I’m about five weeks into the school year, so for about five weeks now, whenever I have a really good day in class I tell myself, “Jeepers, I’m pretty remarkable. I guess I’ve hit my stride as a math teacher now and am going to keep being remarkable from here on out.”
Then, the next time I have a doldrum-y day, I worry and fuss over what went wrong, what I need to do differently. And at some point I reassure myself that “I’m still settling into the role, the new students, the odd classroom situation, etc. But I’ve got really good stuff coming up, so don’t worry — I’m gonna hit my stride and start bringing the house down with my general excellence.”
I’ve been devotedly trying out ideas I get from esteemed math teacher-bloggers, but there’s a limit to how effectively I can implement methods born of experience when I have very little. I still want to try them. I just flounder a bit as I do.
My Trig-ers are preparing for their second test of the year. I accidentally did something funky with this unit, which has complicated the test prep process for them. It’s possible that it could improve their long-term info retention, but I’ll have to see whether the improvement is worth doing it this way again.

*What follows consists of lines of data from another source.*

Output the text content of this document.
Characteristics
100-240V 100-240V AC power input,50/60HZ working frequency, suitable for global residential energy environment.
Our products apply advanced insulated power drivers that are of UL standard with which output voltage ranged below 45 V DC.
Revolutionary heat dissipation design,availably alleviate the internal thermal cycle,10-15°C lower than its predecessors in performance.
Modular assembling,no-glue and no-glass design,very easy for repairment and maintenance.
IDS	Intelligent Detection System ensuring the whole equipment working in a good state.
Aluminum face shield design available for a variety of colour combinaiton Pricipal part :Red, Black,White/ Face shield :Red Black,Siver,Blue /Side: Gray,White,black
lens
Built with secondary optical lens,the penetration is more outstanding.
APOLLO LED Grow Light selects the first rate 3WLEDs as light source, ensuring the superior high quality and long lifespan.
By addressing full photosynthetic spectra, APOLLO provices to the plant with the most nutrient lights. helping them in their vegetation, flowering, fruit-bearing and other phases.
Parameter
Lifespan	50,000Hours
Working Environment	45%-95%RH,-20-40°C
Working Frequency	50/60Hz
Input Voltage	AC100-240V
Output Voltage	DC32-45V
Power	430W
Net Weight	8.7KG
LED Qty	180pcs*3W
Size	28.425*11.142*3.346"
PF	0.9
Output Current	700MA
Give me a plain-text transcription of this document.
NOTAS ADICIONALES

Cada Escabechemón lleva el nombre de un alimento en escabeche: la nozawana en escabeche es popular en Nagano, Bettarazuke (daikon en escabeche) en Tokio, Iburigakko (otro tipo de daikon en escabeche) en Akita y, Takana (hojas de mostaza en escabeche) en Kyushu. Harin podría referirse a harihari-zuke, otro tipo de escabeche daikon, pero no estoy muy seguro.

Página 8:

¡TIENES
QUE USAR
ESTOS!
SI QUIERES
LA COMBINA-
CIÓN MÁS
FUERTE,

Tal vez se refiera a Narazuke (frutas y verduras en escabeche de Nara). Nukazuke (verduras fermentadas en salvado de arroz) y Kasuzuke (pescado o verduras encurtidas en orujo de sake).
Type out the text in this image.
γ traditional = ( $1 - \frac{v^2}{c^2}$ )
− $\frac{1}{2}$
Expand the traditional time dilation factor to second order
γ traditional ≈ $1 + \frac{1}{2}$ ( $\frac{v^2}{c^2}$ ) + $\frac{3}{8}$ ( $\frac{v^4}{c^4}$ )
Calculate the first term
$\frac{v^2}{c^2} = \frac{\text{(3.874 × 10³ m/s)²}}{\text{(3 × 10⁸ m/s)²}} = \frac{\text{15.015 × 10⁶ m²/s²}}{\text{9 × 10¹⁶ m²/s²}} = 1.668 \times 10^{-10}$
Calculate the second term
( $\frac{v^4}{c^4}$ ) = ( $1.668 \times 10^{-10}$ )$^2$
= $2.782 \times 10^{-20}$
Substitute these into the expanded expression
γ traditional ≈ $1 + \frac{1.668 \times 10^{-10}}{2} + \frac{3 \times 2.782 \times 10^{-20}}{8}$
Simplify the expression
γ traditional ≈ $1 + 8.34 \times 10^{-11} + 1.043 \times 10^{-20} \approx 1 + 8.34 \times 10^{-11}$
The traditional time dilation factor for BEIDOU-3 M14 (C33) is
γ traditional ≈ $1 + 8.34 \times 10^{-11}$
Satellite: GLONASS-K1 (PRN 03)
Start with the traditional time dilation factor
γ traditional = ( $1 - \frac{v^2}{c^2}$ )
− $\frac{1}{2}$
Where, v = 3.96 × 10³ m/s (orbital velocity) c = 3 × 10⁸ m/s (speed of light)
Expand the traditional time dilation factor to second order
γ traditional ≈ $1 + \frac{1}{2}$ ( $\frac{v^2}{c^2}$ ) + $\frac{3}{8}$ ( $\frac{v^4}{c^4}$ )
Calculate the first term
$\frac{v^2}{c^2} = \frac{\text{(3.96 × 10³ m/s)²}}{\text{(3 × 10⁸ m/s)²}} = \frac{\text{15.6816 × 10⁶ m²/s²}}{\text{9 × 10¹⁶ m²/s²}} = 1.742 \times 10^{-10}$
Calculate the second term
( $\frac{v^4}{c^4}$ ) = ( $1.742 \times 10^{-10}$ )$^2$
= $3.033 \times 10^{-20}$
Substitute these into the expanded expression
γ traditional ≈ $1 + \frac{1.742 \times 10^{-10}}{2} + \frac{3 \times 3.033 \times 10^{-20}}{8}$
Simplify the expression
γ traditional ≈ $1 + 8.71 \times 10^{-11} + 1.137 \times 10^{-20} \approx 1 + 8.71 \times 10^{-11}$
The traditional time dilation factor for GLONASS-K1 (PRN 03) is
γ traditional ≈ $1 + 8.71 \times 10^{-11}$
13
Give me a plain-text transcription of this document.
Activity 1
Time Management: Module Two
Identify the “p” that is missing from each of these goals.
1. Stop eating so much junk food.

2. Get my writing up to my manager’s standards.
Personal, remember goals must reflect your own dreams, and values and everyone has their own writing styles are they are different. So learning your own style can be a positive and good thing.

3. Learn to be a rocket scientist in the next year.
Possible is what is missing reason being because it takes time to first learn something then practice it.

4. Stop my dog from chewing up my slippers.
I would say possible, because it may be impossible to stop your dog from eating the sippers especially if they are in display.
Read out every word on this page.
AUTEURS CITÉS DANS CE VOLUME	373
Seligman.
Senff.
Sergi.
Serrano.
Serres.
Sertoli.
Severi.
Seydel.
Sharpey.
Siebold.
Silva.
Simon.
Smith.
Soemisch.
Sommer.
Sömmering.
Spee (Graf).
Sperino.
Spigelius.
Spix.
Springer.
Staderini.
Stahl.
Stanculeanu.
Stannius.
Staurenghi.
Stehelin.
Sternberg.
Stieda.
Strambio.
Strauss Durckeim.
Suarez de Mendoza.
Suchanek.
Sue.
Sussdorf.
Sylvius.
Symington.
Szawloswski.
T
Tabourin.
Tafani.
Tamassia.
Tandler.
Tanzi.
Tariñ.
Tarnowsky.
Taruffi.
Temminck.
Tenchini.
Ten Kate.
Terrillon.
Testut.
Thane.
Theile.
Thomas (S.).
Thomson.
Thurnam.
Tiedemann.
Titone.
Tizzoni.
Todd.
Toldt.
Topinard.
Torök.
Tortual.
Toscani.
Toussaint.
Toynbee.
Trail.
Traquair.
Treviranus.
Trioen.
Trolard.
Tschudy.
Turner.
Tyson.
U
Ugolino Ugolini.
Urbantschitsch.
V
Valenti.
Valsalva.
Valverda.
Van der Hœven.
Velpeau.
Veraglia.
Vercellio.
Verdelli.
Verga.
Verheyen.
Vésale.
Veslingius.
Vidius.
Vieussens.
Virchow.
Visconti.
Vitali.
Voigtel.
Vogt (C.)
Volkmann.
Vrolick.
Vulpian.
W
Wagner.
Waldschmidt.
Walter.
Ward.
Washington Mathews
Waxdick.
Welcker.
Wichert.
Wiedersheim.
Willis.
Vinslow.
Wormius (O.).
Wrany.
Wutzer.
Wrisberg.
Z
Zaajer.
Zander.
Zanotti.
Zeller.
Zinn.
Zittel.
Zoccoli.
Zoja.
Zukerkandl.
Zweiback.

I began teaching the first unit (a review of the final material from their last math class) overestimating the amount they’d remember from last year, underestimating the difficulty of schoolwork re-entry, and not realizing that the previous trig teacher (whose reviews and tests I’m using) split this unit in two.
That last error led me to push the students through the entire unit before telling them to go back and review only the first half of what we covered. After reviewing and being tested on that half, they began reviewing the second half, which is recent enough that instruction about it is now boring, but distant enough that they were all relatively lost. I gave a valiant effort at stepping them back through the material, but observed that even the most diligent among them were intellectually zonked out. So I stopped, and set them loose on some review problems.
Cons: the class seems unorganized and confusing. Possible pros: hitting the material twice, with a bit of a break between, could improve their long-term retention. Their test is on Monday and I wish them the very best.
I had some cool math teaching moments last week. Here are two, one from each of my classes (Trigonometry and Algebra 2).
In Trig I’d been running around like a mad woman answering question after question and feeling like I was getting nowhere. So one day I said, “I’m staying here at the front of the room. If you have a question, come to me. If I’m already occupied with someone else, see if you can find someone in the class to answer your question.” The first person came up and, without thinking it, I put her question on the board while we talked about it. A couple more came up while the remarkable moment developed.
I was working with a single student, but as we progressed I could feel students in certain areas of the classroom growing quiet to listen in. They had apparently been struggling with the same problem and wanted their share of the help I was giving. Students who did not join us on that problem were, at that moment, all engaged in quiet group conversations about how to resolve their own questions. Cool, I thought.
For Algebra 2 I show up as a support teacher, meaning that I don’t set curriculum or plan lessons, but I work closely with students to reinforce the work of the lead teacher. Sometimes I really love that stuff. That day they were graphing inequalities on the number line. I began my work, encouraging students to describe their problems clearly, assess their own work, check their own answers. “Is that a true statement?” I asked 30 or so times. “Let’s test it,” I said probably 50. Cool, I thought.